Apprenant qu’elle doit chanter Moon River, écrite pour elle par Henry Mancini et Johnny Mercer (et qui recevra l’Oscar de la meilleure chanson), et s’accompagner à la guitare, elle prend des cours et reporte l’enregistrement jusqu’à ce qu’elle se sent fin prête à pousser la chansonnette. Apprenant que John Frankenheimer réalisera le film, elle pose son veto car elle ne le connaît pas. Elle préfère Billy Wilder ou Joseph Mankiewicz mais les deux hommes sont indisponibles. En mai 1960, elle donne son aval pour Blake Edwards, considéré pourtant comme un metteur en scène de 2è catégorie, plus porté sur la farce que sur la comédie sophistiquée. Elle ne le regrettera pas : sa direction d’acteur la poussera dans ses retranchements et lui permettra de livrer une interprétation qui lui vaudra une nomination à l’Oscar de la meilleure actrice.
De son côté, le réalisateur d’Opérations jupons et d’Une seconde jeunesse espère être pris au sérieux avec Diamants sur canapé, comédie romantique aux thèmes plus matures qu’il n’y paraît. Blake Edwards cache toute situation potentiellement scandaleuse pour les mœurs des années 60 derrière du romantisme ou de l’humour – parfois jusqu’au burlesque -, estompant en passant l’immoralisme et le désespoir manifestes de l’œuvre de Truman Capote. Jusqu’à la scène finale. La fin de la nouvelle est amère et mélancolique : Holly est quittée par un prétendant brésilien mais part quand même en Amérique du Sud se chercher un mari avant de disparaître quelque part en Afrique. Celle du film est romantique à souhait : Holly admet son amour pour Paul et tous deux s’embrassent sous la pluie. Le couple à la moralité légère revient joyeusement aux valeurs traditionnelles de la société patriarcale. La femme a encore besoin d’un homme pour être heureuse et accomplie. Une fin digne du conformisme hollywoodien ? Pas sûr. La mise en scène de Blake Edwards montre les amoureux à l’entrée d’une ruelle, cernés de poubelles pleines et de hauts murs de briques. Cela pourrait augurer que leur amour n’est pas si pur que cela et qu’il va tant étouffer leur liberté qu’il ne durera pas longtemps…
Une prostituée est une anticonformiste
Diamants sur canapé montre un personnage féminin d’un genre nouveau pour l’époque : une anti-héroïne qui bouscule les codes de la femme. Elle est anticonformiste, indépendante et vit selon ses propres règles. Et parce que c’est Audrey Hepburn qui le fait, cela apporte respectabilité et sophistication à ses actes.

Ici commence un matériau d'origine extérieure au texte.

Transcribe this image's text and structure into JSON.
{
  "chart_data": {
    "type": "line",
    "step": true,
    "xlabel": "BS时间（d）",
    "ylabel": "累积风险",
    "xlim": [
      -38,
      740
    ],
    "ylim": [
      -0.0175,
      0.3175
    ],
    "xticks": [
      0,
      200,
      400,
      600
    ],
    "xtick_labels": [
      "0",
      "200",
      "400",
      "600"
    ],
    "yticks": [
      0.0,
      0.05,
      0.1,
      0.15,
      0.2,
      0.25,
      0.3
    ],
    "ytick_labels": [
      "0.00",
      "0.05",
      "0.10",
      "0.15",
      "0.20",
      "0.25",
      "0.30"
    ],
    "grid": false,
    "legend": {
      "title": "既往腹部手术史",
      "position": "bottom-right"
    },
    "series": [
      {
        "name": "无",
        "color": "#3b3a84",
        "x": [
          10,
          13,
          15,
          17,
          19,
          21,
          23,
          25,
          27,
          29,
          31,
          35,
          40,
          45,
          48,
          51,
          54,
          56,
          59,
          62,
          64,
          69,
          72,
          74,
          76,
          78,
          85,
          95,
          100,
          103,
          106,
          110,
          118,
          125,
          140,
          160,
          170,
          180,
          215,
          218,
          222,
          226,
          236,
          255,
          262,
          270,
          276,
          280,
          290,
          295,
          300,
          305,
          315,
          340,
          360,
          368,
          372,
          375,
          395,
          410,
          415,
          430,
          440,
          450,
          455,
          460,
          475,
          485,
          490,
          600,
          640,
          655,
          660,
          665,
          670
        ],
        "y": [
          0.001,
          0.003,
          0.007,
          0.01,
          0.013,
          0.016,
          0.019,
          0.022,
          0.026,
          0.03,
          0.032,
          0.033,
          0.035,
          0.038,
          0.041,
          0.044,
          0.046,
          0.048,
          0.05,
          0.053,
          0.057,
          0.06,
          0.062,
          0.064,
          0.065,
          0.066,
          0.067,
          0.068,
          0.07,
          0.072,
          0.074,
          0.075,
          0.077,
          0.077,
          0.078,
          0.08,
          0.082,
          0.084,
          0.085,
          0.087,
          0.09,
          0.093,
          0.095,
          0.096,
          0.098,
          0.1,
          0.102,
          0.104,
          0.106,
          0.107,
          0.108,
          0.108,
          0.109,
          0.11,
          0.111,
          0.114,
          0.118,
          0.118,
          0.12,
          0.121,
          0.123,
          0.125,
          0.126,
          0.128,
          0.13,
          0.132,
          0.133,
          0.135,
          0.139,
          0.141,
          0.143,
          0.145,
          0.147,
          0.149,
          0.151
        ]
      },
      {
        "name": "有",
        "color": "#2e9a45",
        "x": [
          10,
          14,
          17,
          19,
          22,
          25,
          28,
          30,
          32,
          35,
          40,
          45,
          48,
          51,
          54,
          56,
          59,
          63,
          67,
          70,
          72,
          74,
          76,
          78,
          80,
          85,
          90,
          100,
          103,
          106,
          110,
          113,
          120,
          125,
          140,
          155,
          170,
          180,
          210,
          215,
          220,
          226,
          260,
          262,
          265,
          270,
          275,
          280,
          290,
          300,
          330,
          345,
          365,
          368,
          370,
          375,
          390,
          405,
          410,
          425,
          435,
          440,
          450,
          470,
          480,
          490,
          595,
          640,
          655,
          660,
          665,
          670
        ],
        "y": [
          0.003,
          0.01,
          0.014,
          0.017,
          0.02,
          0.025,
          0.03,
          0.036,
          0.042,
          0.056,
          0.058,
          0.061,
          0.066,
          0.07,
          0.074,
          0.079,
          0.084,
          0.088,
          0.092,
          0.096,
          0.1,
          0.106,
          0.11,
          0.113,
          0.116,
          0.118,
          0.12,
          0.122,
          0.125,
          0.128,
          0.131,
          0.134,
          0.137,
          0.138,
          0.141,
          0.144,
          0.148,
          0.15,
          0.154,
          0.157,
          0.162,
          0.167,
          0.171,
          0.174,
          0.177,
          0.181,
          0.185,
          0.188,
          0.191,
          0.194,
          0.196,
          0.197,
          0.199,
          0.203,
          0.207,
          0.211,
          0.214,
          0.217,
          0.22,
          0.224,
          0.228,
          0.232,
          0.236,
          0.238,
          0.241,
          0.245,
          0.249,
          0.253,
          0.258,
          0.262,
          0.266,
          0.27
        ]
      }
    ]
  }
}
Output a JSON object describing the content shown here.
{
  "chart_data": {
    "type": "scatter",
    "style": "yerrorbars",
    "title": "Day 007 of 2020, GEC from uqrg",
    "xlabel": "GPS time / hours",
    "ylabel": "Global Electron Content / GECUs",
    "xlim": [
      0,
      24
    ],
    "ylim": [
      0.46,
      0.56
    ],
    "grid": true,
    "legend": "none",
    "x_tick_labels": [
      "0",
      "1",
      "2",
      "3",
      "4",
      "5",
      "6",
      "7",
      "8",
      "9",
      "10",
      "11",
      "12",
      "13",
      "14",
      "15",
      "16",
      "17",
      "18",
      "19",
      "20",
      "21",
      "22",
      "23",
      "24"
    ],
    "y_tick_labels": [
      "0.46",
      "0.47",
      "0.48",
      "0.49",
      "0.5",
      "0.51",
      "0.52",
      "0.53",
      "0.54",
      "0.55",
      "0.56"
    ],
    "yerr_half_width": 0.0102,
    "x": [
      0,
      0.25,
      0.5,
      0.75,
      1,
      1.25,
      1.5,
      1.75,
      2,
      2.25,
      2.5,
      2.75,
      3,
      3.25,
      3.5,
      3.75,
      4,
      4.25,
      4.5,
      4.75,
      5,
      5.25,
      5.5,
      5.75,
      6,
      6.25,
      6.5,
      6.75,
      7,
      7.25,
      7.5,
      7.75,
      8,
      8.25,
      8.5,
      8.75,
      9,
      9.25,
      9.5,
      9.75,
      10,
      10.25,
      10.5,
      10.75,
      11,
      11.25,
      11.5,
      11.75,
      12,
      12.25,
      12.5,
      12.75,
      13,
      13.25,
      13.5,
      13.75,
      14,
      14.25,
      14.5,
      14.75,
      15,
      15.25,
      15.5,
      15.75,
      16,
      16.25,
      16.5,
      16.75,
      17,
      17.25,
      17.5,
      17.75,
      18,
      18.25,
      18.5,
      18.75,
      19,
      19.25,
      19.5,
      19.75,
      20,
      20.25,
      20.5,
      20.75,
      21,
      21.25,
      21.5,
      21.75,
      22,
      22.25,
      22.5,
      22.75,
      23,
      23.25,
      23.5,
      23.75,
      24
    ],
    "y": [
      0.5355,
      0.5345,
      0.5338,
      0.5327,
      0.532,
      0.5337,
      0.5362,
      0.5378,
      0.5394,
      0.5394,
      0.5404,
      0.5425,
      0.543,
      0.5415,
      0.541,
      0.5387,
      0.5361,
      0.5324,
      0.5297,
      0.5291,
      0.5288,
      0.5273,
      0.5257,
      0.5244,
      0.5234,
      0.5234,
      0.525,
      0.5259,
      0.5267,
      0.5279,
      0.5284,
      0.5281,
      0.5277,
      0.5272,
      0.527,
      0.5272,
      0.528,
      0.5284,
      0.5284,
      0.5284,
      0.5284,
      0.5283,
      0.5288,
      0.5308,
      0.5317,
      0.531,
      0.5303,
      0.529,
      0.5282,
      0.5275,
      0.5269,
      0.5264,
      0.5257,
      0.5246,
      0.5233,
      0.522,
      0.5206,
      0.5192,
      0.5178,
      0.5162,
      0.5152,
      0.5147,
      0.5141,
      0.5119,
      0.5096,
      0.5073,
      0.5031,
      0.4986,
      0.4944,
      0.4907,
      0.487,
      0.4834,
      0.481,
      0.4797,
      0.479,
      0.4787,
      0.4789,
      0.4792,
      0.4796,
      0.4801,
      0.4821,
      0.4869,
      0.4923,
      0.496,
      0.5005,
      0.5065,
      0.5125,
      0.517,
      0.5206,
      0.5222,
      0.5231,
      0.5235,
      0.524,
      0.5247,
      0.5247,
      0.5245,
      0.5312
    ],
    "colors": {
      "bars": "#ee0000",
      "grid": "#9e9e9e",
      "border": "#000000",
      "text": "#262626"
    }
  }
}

Tout à coup, ce n’est plus immoral pour une femme de sortir en célibataire et de rentrer accompagnée, ni de boire sans modération de temps en temps, ni de porter une petite robe noire chic et sexy.
Les spectateurs gardent une vision romantique du personnage de Holly. Ils choisissent d’oublier qu’elle est à la base une arriviste qui a abandonné son mari et sa famille et qui survit grâce à la prostitution. Ils préfèrent aussi se dire que si Holly est dépendante de l’argent des hommes, comme une femme au foyer, c’est par choix et non par soumission à une quelconque tradition antique. Ce qui changera irrémédiablement leur vision de la femme sur grand écran. Et dans la société. Le film participe au mouvement féministe grandissant des années 60 où la femme se libère du carcan marital, affirme son individualisme et rejette les normes sociales qui lui donnent des choix de vie restreints. Elle ne veut plus être le sexe faible mais elle peut, en toute connaissance de cause, encore accepter d’être le sexe tendre.